NDR InfiniBand (400 Gb/s per port, 2023) and XDR (800 Gb/s, 2024 sampling) give NVIDIA a headroom lead over current Ethernet standards. A 400G IB port in a training cluster carries more useful traffic per second than a 400G Ethernet port because IB's lossless transport eliminates the retransmission overhead that Ethernet's congestion control introduces.
Standard Ethernet is not lossless. Congestion causes packet drops. Packet drops in an AllReduce operation cause the slowest retransmission in the collective to stall all other GPUs waiting for that gradient. In a 4,096-GPU cluster, one stalled GPU stops 4,095 others from proceeding. The sensitivity is quadratic — more GPUs means more exposure to any single failure.
RoCE (RDMA over Converged Ethernet) adds RDMA capability to Ethernet but requires a lossless Ethernet fabric using Priority Flow Control (PFC) or ECN-based congestion management. PFC in large clusters creates pause frame propagation that can cascade across the fabric — a known operational challenge called "PFC deadlock" that requires careful topology design and traffic class isolation to manage.

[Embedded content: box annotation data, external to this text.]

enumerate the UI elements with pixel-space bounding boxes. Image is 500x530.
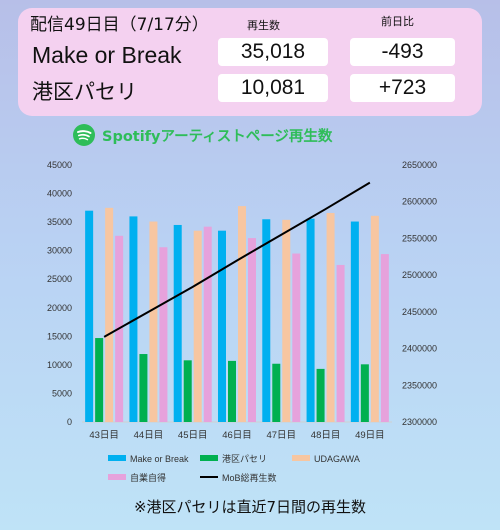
bar-3 [282,219,291,422]
spotify-logo-icon [73,124,95,146]
right-axis-tick-label: 2650000 [402,160,437,170]
diff-minato-parsley: +723 [350,74,455,102]
bar-2 [228,360,236,422]
bar-4 [248,238,256,422]
bar-1 [173,224,182,422]
right-axis-tick-label: 2600000 [402,197,437,207]
x-tick-label: 49日目 [355,430,385,441]
diff-column-header: 前日比 [381,15,414,28]
bar-2 [139,354,148,422]
legend-swatch [108,455,126,461]
x-tick-label: 43日目 [89,430,119,441]
x-tick-label: 45日目 [178,430,208,441]
legend-swatch [200,455,218,461]
plays-column-header: 再生数 [247,19,280,32]
right-axis-tick-label: 2450000 [402,307,437,317]
bar-4 [159,247,168,422]
bar-1 [218,230,226,422]
chart-title: Spotifyアーティストページ再生数 [72,121,432,149]
bar-2 [316,368,325,422]
row-name-minato-parsley: 港区パセリ [32,80,137,104]
mob-total-line [103,181,371,338]
x-tick-label: 44日目 [134,430,164,441]
left-axis-tick-label: 15000 [47,331,72,341]
left-axis-tick-label: 5000 [52,388,72,398]
plays-chart: 0 5000 10000 15000 20000 25000 30000 35000 40000… [47,160,437,483]
right-axis-tick-label: 2350000 [402,380,437,390]
header-title: 配信49日目（7/17分） [30,15,209,35]
bar-1 [85,210,94,422]
bar-1 [306,218,315,422]
right-axis-tick-label: 2550000 [402,233,437,243]
bar-1 [262,219,271,422]
left-axis-tick-label: 35000 [47,217,72,227]
bar-3 [326,212,335,422]
row-name-make-or-break: Make or Break [32,42,182,68]
bar-2 [183,360,192,422]
x-tick-label: 48日目 [311,430,341,441]
bar-2 [360,364,369,422]
x-tick-label: 46日目 [222,430,252,441]
bar-4 [380,254,389,422]
left-axis-tick-label: 40000 [47,189,72,199]
left-axis-tick-label: 30000 [47,246,72,256]
legend-swatch [108,474,126,480]
bar-3 [238,206,246,422]
bar-3 [370,215,379,422]
left-axis-tick-label: 10000 [47,360,72,370]
legend-label: 港区パセリ [222,453,267,464]
left-axis-tick-label: 45000 [47,160,72,170]
plays-make-or-break: 35,018 [218,38,328,66]
legend-swatch [292,455,310,461]
legend-label: UDAGAWA [314,454,360,464]
left-axis-tick-label: 20000 [47,303,72,313]
bar-4 [203,226,212,422]
left-axis-tick-label: 25000 [47,274,72,284]
bar-2 [95,338,104,422]
right-axis-tick-label: 2500000 [402,270,437,280]
bar-3 [149,221,158,422]
legend-label: MoB総再生数 [222,472,277,483]
bar-1 [350,221,359,422]
right-axis-tick-label: 2400000 [402,344,437,354]
x-tick-label: 47日目 [266,430,296,441]
bar-3 [193,230,202,422]
left-axis-tick-label: 0 [67,417,72,427]
legend-label: Make or Break [130,454,189,464]
bar-2 [272,363,281,422]
bar-4 [336,264,345,422]
right-axis-tick-label: 2300000 [402,417,437,427]
footnote: ※港区パセリは直近7日間の再生数 [133,498,367,516]
plays-minato-parsley: 10,081 [218,74,328,102]
legend-label: 自業自得 [130,472,166,483]
bar-4 [292,253,301,422]
chart-title-text: Spotifyアーティストページ再生数 [102,128,333,145]
bar-3 [105,207,114,422]
diff-make-or-break: -493 [350,38,455,66]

The Ultra Ethernet Consortium (AMD, Arista, Broadcom, Cisco, Intel, Meta, Microsoft) is defining a new Ethernet transport layer specifically for AI workloads. Key changes: packet spraying across multiple paths (eliminating single-path congestion), end-to-end congestion notification without PFC dependency, and hardware-accelerated collective operations at the NIC.

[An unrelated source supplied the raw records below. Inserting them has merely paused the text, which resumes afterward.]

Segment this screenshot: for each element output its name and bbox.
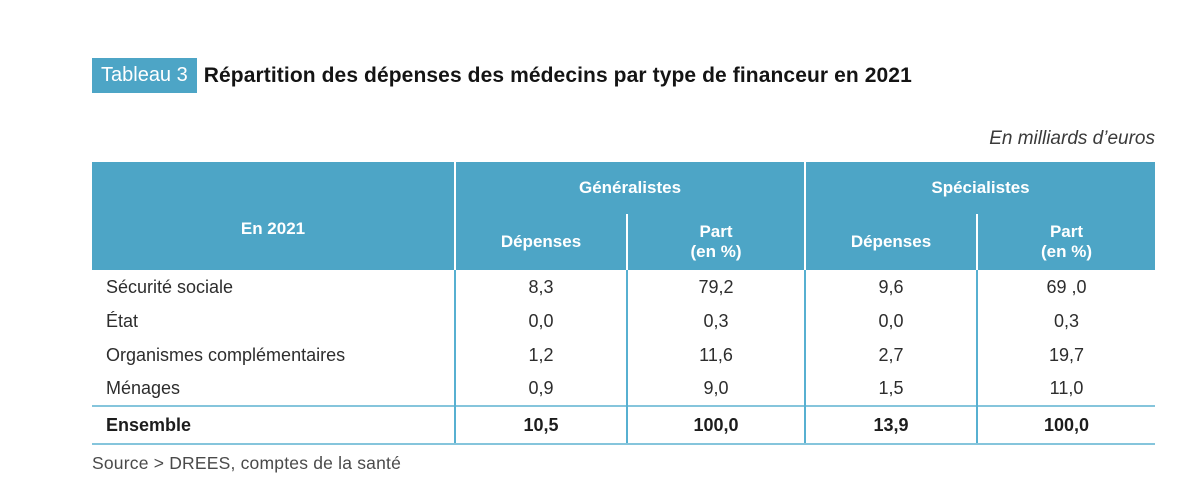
total-cell-value: 100,0 (976, 405, 1155, 445)
total-cell-value: 10,5 (454, 405, 627, 445)
table-number-badge: Tableau 3 (92, 58, 197, 93)
row-label: Sécurité sociale (92, 270, 455, 304)
col-header-depenses-specialistes: Dépenses (804, 214, 977, 270)
table-row: Sécurité sociale 8,3 79,2 9,6 69 ,0 (92, 270, 1155, 304)
table-row: Ménages 0,9 9,0 1,5 11,0 (92, 372, 1155, 406)
cell-value: 1,2 (454, 338, 627, 372)
cell-value: 1,5 (804, 372, 977, 406)
cell-value: 11,6 (626, 338, 805, 372)
cell-value: 0,3 (976, 304, 1155, 338)
row-label: État (92, 304, 455, 338)
table-row: État 0,0 0,3 0,0 0,3 (92, 304, 1155, 338)
cell-value: 11,0 (976, 372, 1155, 406)
part-unit-label: (en %) (1041, 242, 1092, 261)
data-table: En 2021 Généralistes Spécialistes Dépens… (92, 162, 1155, 445)
unit-note: En milliards d’euros (989, 128, 1155, 149)
cell-value: 79,2 (626, 270, 805, 304)
part-label: Part (699, 222, 733, 241)
total-row-label: Ensemble (92, 405, 455, 445)
part-unit-label: (en %) (690, 242, 742, 261)
table-body: Sécurité sociale 8,3 79,2 9,6 69 ,0 État… (92, 270, 1155, 445)
total-cell-value: 100,0 (626, 405, 805, 445)
corner-header-en-2021: En 2021 (92, 162, 455, 270)
row-label: Organismes complémentaires (92, 338, 455, 372)
col-header-part-generalistes: Part (en %) (626, 214, 805, 270)
table-title: Tableau 3 Répartition des dépenses des m… (92, 58, 912, 93)
cell-value: 9,6 (804, 270, 977, 304)
cell-value: 19,7 (976, 338, 1155, 372)
cell-value: 0,3 (626, 304, 805, 338)
cell-value: 0,0 (454, 304, 627, 338)
table-row: Organismes complémentaires 1,2 11,6 2,7 … (92, 338, 1155, 372)
group-header-specialistes: Spécialistes (804, 162, 1155, 214)
row-label: Ménages (92, 372, 455, 406)
source-note: Source > DREES, comptes de la santé (92, 453, 402, 473)
total-cell-value: 13,9 (804, 405, 977, 445)
part-label: Part (1049, 222, 1084, 241)
cell-value: 0,0 (804, 304, 977, 338)
group-header-generalistes: Généralistes (454, 162, 805, 214)
col-header-depenses-generalistes: Dépenses (454, 214, 627, 270)
col-header-part-specialistes: Part (en %) (976, 214, 1155, 270)
cell-value: 8,3 (454, 270, 627, 304)
table-header: En 2021 Généralistes Spécialistes Dépens… (92, 162, 1155, 270)
cell-value: 2,7 (804, 338, 977, 372)
cell-value: 0,9 (454, 372, 627, 406)
total-row: Ensemble 10,5 100,0 13,9 100,0 (92, 405, 1155, 445)
cell-value: 69 ,0 (976, 270, 1155, 304)
cell-value: 9,0 (626, 372, 805, 406)
table-title-text: Répartition des dépenses des médecins pa… (203, 63, 912, 87)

Ultra Ethernet spec v1.0 published in 2024. Silicon in sampling in 2025. Volume production: 2026–2027. The question is whether it closes the latency gap with native InfiniBand on large-scale collective operations — and that data doesn't exist in production yet.

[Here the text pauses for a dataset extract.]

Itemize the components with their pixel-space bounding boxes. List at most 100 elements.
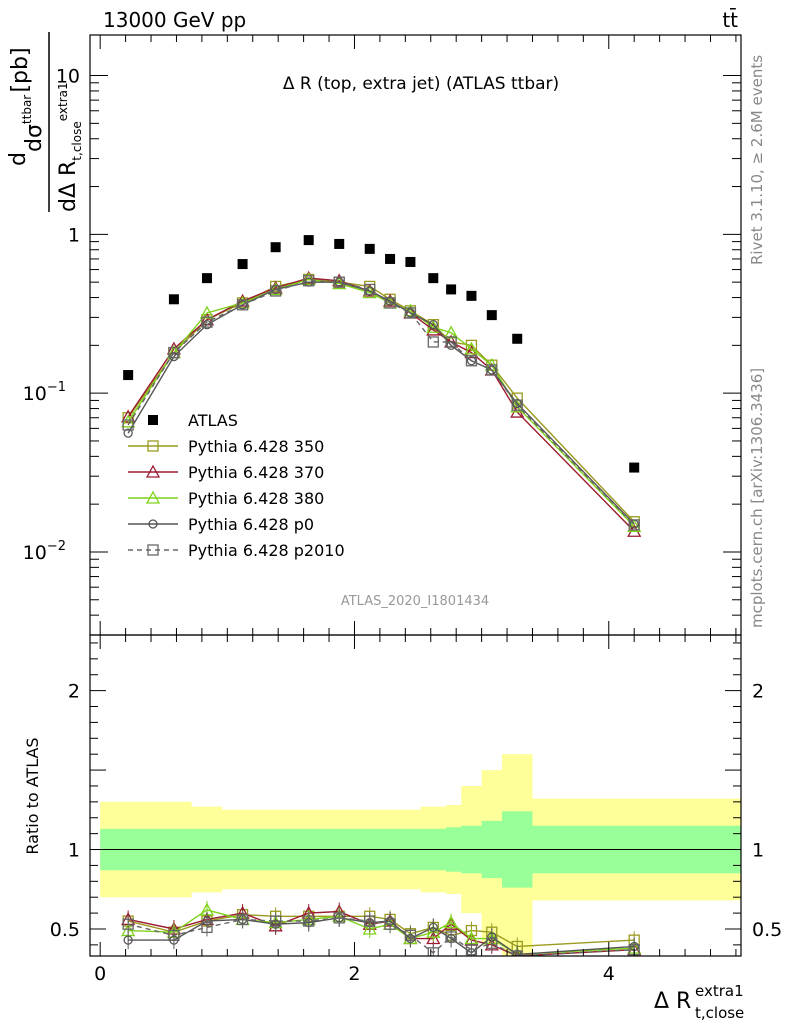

New large-scale AI training clusters (1,000+ GPUs): InfiniBand, specifically NVIDIA Quantum-X or NDR. The proven interoperability with NVIDIA's NVLink fabric and NCCL collective communication library eliminates a significant integration risk that Ultra Ethernet doesn't yet have a track record on.
Inference clusters and smaller training runs (under 512 GPUs): 400G Ethernet with RoCE is viable and significantly cheaper. The collective communication patterns are less sensitive to microsecond latency at smaller scale, and Ethernet's operational familiarity reduces deployment risk.
The fork in the road happens around 2027: if Ultra Ethernet delivers on its latency targets with production silicon and NCCL integration, the InfiniBand moat narrows significantly. NVIDIA's vertical integration advantage (GPUs + NVLink + InfiniBand + NCCL + CUDA) is powerful but not permanent if the interconnect layer becomes commoditized. Watch the UEC production deployment data carefully — that's where the real answer will come from.